NORTH CAROLINA – Our coast has many concerns every hurricane season. These powerful storms can bring devastating flooding, catastrophic winds, and deadly storm surge. A rising sea level will likely cause an even higher concern for flooding and storm surge in the coming years and decades.
What You Need To Know
- Extreme flooding events like the storm surge measured on Ocracoke during Hurricane Dorian is expected to become more common in future years as sea level rises
- North Carolina is in the top three coastal states in the U.S. for most number of homes at risk from coastal flooding by 2050
- Tidal flooding will cause "sunny day flooding" even when there are no storms
I wrapped up my recent series on Hurricane Dorian recovery in Ocracoke by looking at the future the island faces as hurricanes intensify. The remote Outer Banks island measured its highest-ever storm surge during the storm that hit this past September. It surpassed the previous record set by Hurricane Matthew just three years prior.
The Executive Director of East Carolina University's Coastal Studies Institute, Reide Corbett, said these extreme flooding events will likely become more common as a rising sea level adds to the storm surge of future storms.

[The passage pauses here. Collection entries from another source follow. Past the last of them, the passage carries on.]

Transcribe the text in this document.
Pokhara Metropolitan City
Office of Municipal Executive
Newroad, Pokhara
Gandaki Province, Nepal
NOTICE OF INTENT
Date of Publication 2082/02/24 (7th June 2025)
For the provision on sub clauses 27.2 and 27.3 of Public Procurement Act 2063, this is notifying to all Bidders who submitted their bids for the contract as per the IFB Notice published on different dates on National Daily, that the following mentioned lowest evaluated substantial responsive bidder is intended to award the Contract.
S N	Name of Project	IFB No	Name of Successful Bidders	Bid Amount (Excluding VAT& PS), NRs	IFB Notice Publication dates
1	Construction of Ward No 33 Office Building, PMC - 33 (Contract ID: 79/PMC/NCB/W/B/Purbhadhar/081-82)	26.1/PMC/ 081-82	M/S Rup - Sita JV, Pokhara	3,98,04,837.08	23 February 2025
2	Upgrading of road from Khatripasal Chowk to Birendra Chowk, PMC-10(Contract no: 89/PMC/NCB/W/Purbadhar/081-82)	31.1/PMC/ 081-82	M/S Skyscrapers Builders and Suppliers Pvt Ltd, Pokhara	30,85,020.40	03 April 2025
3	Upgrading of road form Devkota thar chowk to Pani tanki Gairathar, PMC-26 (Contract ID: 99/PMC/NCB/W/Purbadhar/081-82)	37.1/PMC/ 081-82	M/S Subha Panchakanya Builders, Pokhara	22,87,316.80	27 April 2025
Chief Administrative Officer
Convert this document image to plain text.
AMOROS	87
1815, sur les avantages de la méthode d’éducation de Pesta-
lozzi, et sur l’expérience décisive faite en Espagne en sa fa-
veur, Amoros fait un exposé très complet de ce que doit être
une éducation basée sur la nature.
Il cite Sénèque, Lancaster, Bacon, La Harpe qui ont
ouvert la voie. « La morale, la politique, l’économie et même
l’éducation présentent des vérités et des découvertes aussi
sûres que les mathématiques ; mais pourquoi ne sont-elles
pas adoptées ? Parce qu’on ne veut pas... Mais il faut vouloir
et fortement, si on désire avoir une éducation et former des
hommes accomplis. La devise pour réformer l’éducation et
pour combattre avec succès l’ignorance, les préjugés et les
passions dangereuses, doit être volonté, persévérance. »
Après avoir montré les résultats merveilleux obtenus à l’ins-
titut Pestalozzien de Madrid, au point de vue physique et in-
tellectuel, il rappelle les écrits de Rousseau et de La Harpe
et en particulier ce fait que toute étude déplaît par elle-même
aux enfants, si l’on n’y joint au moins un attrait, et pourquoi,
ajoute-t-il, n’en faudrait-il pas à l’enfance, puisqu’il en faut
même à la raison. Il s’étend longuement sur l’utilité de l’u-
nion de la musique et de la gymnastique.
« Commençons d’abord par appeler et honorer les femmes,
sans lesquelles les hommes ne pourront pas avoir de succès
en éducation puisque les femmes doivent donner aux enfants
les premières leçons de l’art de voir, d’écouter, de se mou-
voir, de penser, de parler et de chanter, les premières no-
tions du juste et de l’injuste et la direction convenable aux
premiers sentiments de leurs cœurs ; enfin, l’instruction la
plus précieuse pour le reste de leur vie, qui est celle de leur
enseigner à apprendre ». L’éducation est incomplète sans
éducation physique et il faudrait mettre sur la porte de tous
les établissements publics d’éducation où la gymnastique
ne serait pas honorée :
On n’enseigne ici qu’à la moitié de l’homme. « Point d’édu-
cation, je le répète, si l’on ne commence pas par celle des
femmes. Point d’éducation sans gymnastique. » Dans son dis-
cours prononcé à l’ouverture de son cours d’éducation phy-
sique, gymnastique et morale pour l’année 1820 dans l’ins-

Many residents of Ocracoke are preparing for that by raising their homes higher. Hyde County Commissioner Tom Pahl said there were around 200 homes set to be raised. The population of Ocracoke is just fewer than 1,000.
This is a danger that is not just facing Ocracoke at the Outer Banks but the entire coast of North Carolina. The North Carolina Climate Science Report released earlier this year stated that it is "virtually certain" that sea level will continue to rise due to the expansion of warming water and the melting of the Greenland and Arctic ice sheets.
The same report stated that high water levels from storms that had just a 1 percent probability of occurring at the beginning of this century will have a 30 to 100 percent chance of occurring by the end of the century.
Numerous Homes are in Danger
Another study by Climate Central and Zillow in 2019 found North Carolina was in the top three of all 24 coastal states in the country for most new homes built in low lying coastal areas that will be subject to chronic flooding by 2050.
Coastal Flooding is Not Just Coming from Storms
This coastal flooding is expected to occur even when there are no storms. Reide Corbett from ECU's Coastal Studies Insititue and other climate scientists call this "sunny day flooding."
King tides, or the highest astronomical tides of the year, are more frequently causing flooding along the coast. A Climate Central analysis found that median number of days per year with flooding along the stretch of coast from Florida to North Carolina more than doubled between 2005 and 2015.